“He has been to Dr Wilkins,” Miss Fortescue replied quietly.

“What a fuss!” Chrissie muttered. It was only meant for Leila, but her aunt, who was by no means deaf, caught the words.

“Mother,” Roland went on, “you don’t think it can be anything worse than a cold? I told the doctor you thought it was a bad chill, but he questioned me a good bit when he heard Japs was sleeping close beside me—and he was queer in the night. Talking nonsense, you know. Dr Wilkins asked if he went to school, or had been near any infection. He said there had been a lot of scarlet fever near here—in a street called Peter’s Place. It had been brought in a curious way, and they had some difficulty in tracing where it came from—that was how he had heard of it. It’s over now, but if Japs had been near there, you see?”

“No,” his mother replied, “that is impossible. We knew of the illness there some time ago, and your father warned us. No—I cannot see that he has been exposed to any infection.”

But she was feeling very anxious—so much so that she did not notice the strange look that had come over the faces of both her little daughters as they heard what Roland said. She did not see that Leila grew white and Christabel red, but Aunt Margaret’s eyes were keen.

“Can it be only nervousness—dread of serious illness?” she said to herself. “No, they are far from cowardly.
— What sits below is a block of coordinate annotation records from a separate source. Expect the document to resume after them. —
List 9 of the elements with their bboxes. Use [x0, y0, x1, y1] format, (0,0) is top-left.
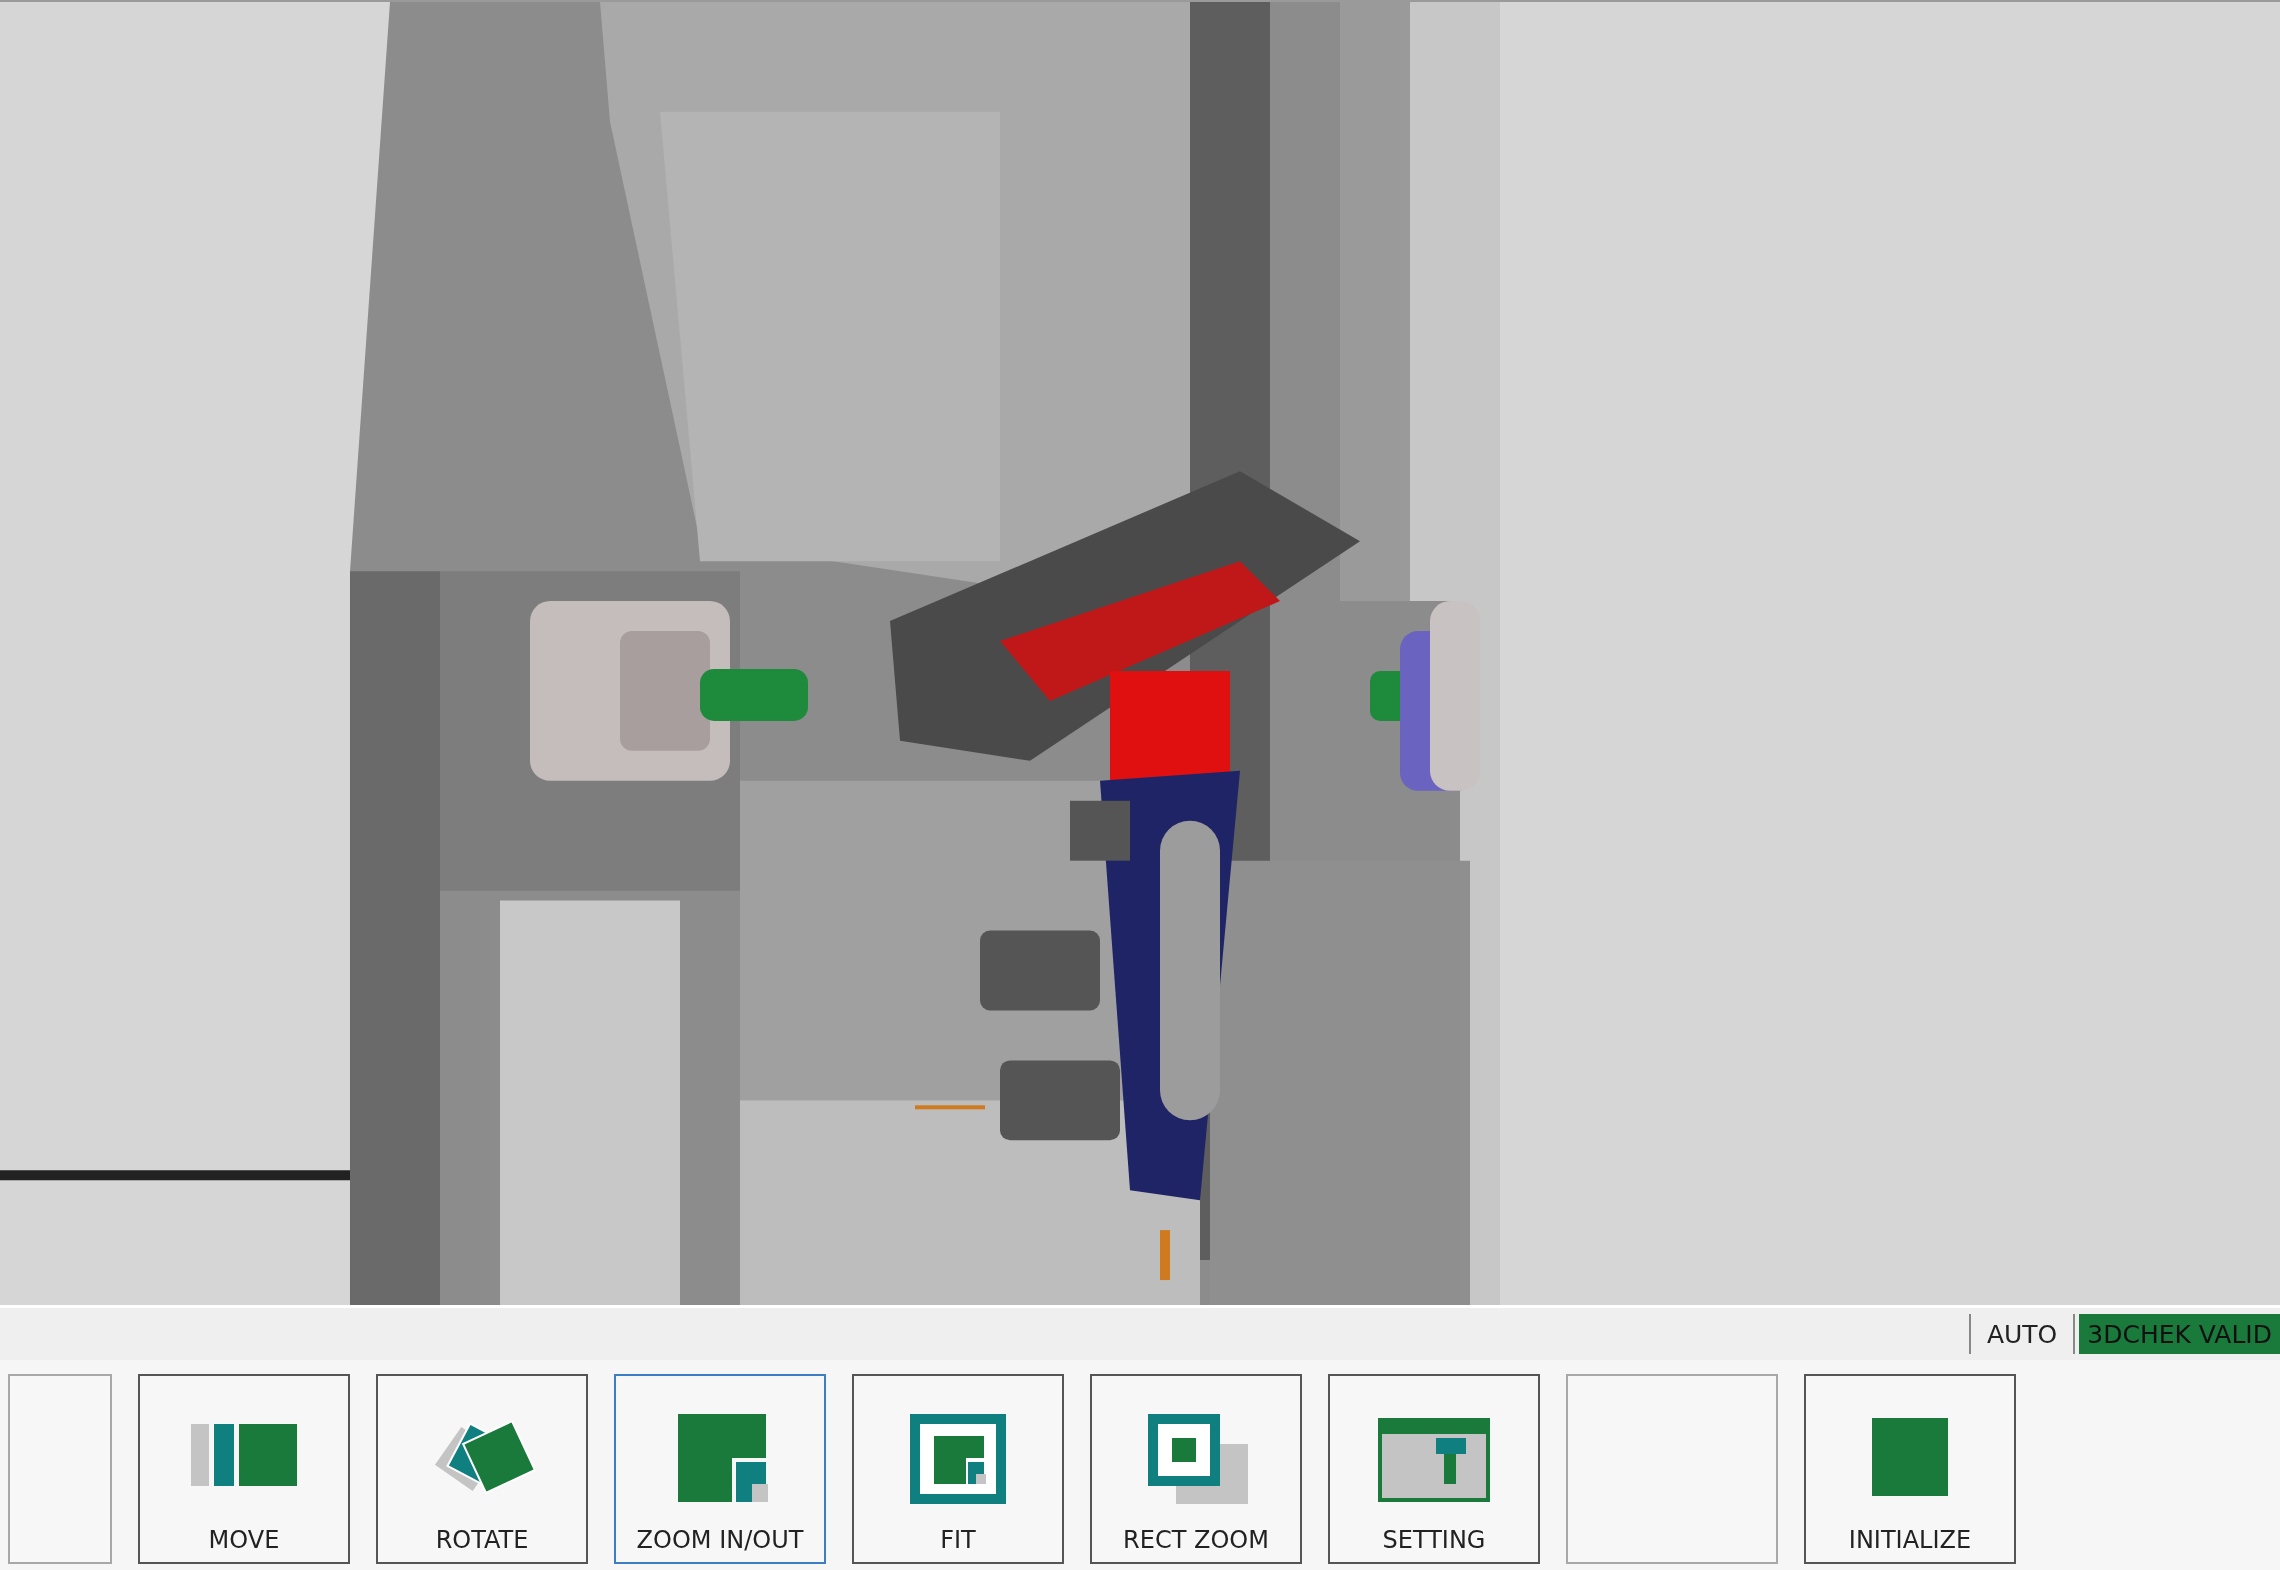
toolbar-button[interactable]: MOVE — [138, 1374, 350, 1564]
check-status-label: 3DCHEK VALID — [2079, 1314, 2280, 1354]
toolbar-button[interactable]: ZOOM IN/OUT — [614, 1374, 826, 1564]
mode-label: AUTO — [1968, 1314, 2076, 1354]
toolbar-button[interactable]: INITIALIZE — [1804, 1374, 2016, 1564]
toolbar-button[interactable]: RECT ZOOM — [1090, 1374, 1302, 1564]
toolbar-button[interactable]: FIT — [852, 1374, 1064, 1564]
toolbar-button[interactable]: SETTING — [1328, 1374, 1540, 1564]
toolbar-button[interactable]: ROTATE — [376, 1374, 588, 1564]
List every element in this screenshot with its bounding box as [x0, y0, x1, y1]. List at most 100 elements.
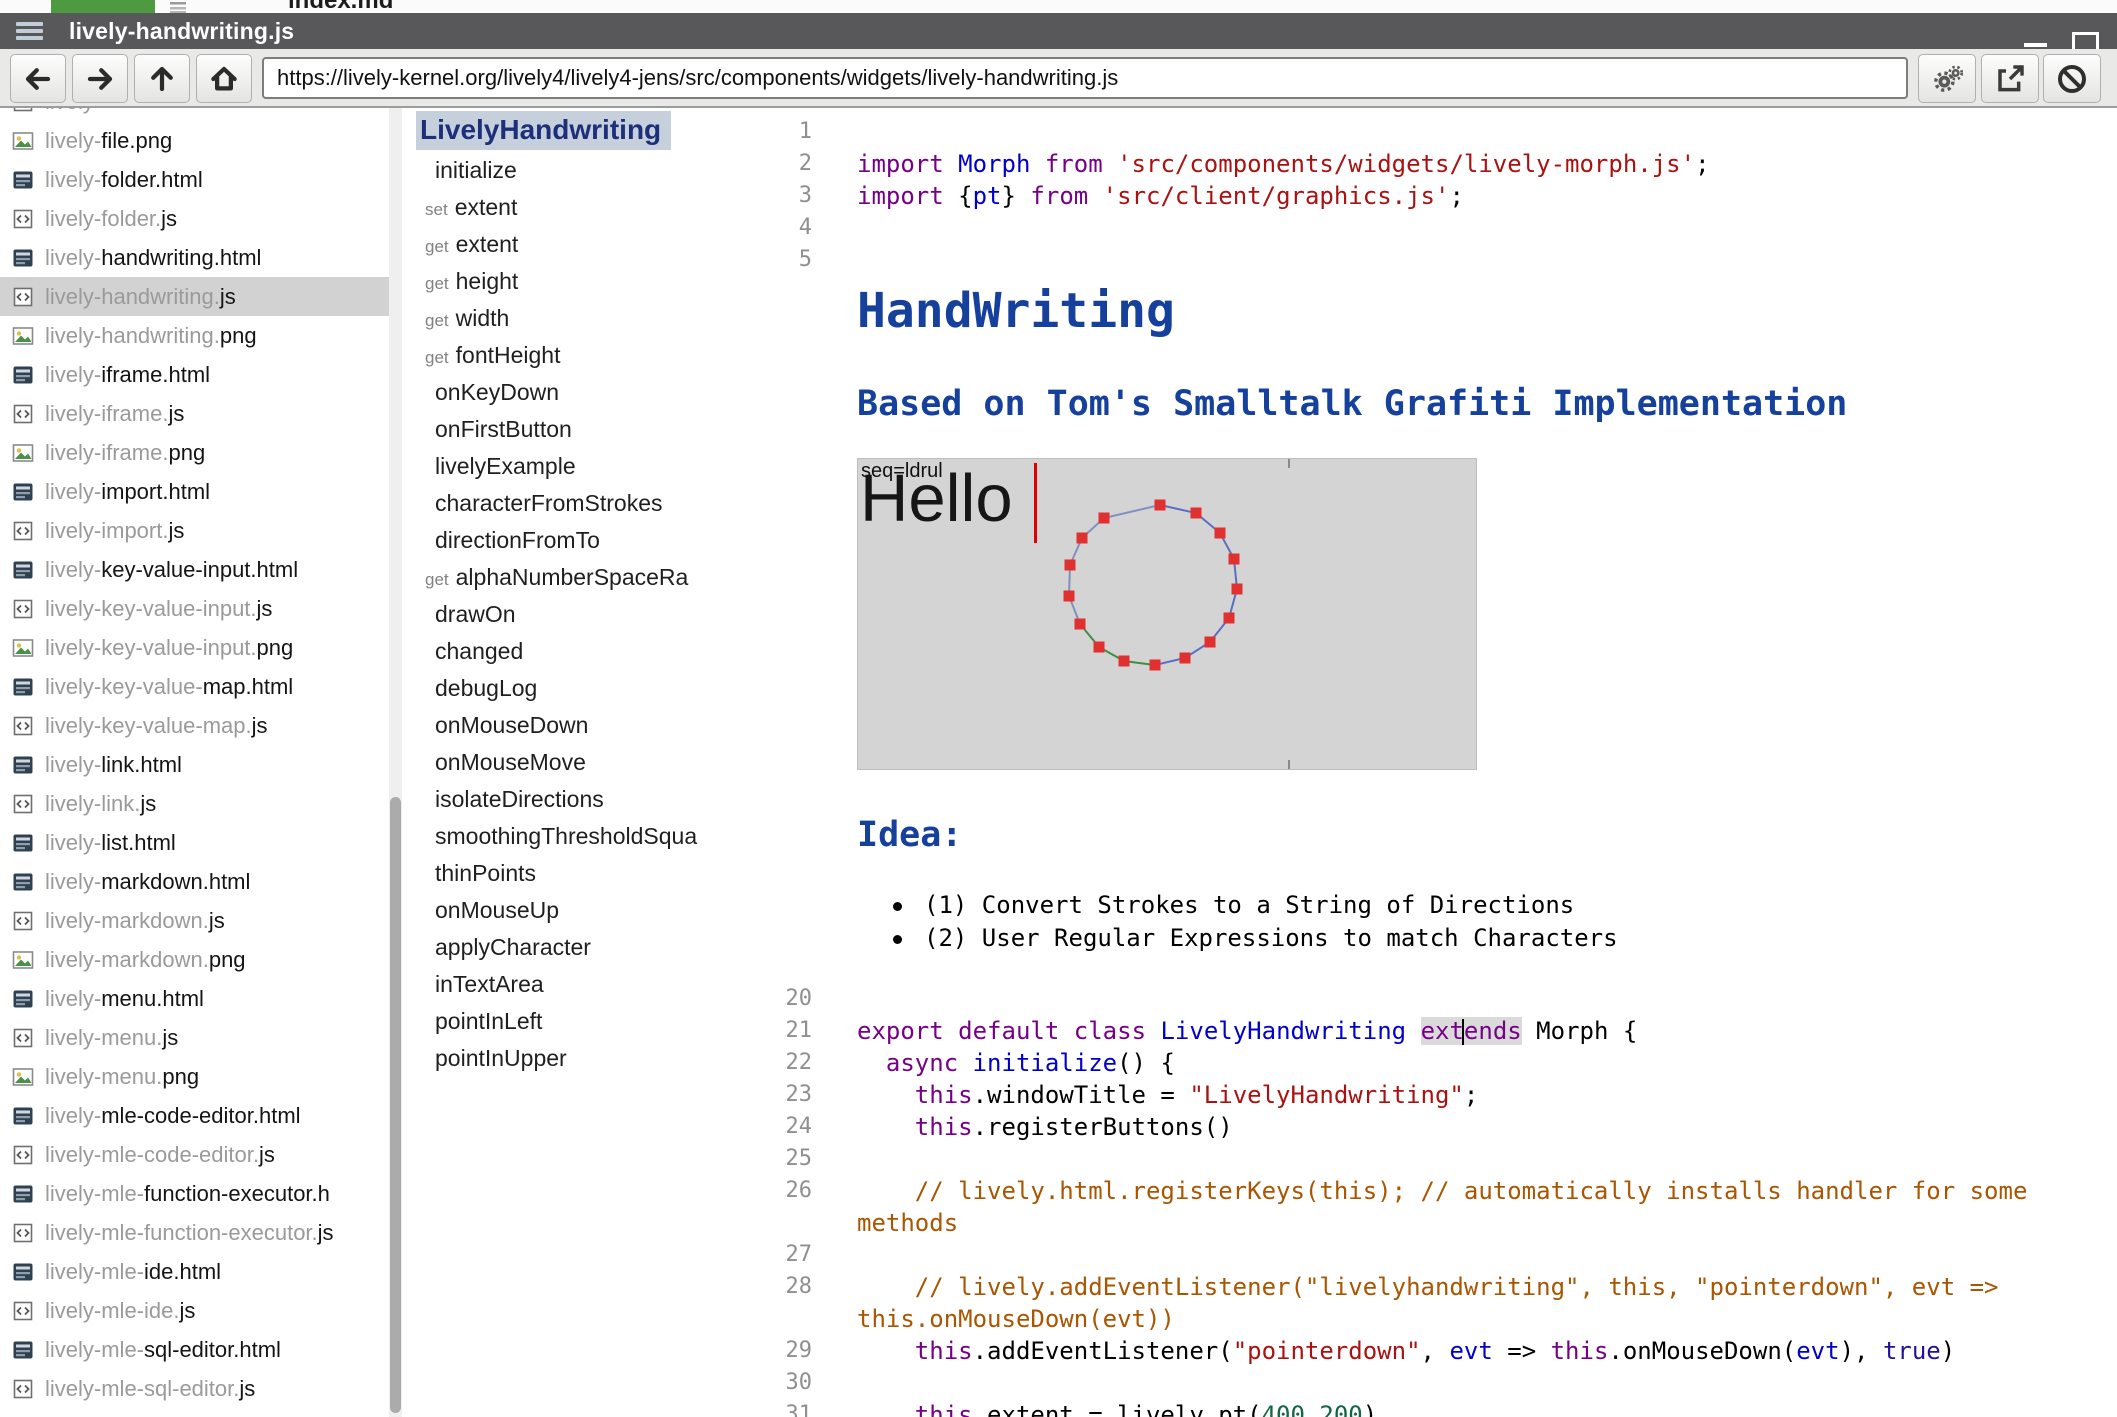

I fear, I fear, it is something worse.”

But then, for the time being, her mind and thoughts, as well as their mother’s, were too entirely taken up by the sudden new trouble that had come upon the household, for her to be able to let them dwell on the increased misgiving that something was wrong, something “on the children’s minds.”

Breakfast was cleared away quickly and the two girls told to remain where they were in the dining-room. Then Dr Wilkins’ brougham drove up and he came in. It was still standing at the door when, at ten o’clock, Miss Greenall punctually made her appearance.

“Is that a doctor’s carriage here?” she asked with some anxiety, and then, glancing at her pupils, she saw that they seemed unusually subdued and quiet.

“Yes,” replied Chrissie. “It’s our own doctor. He’s come to see Japs, who’s got a cold.”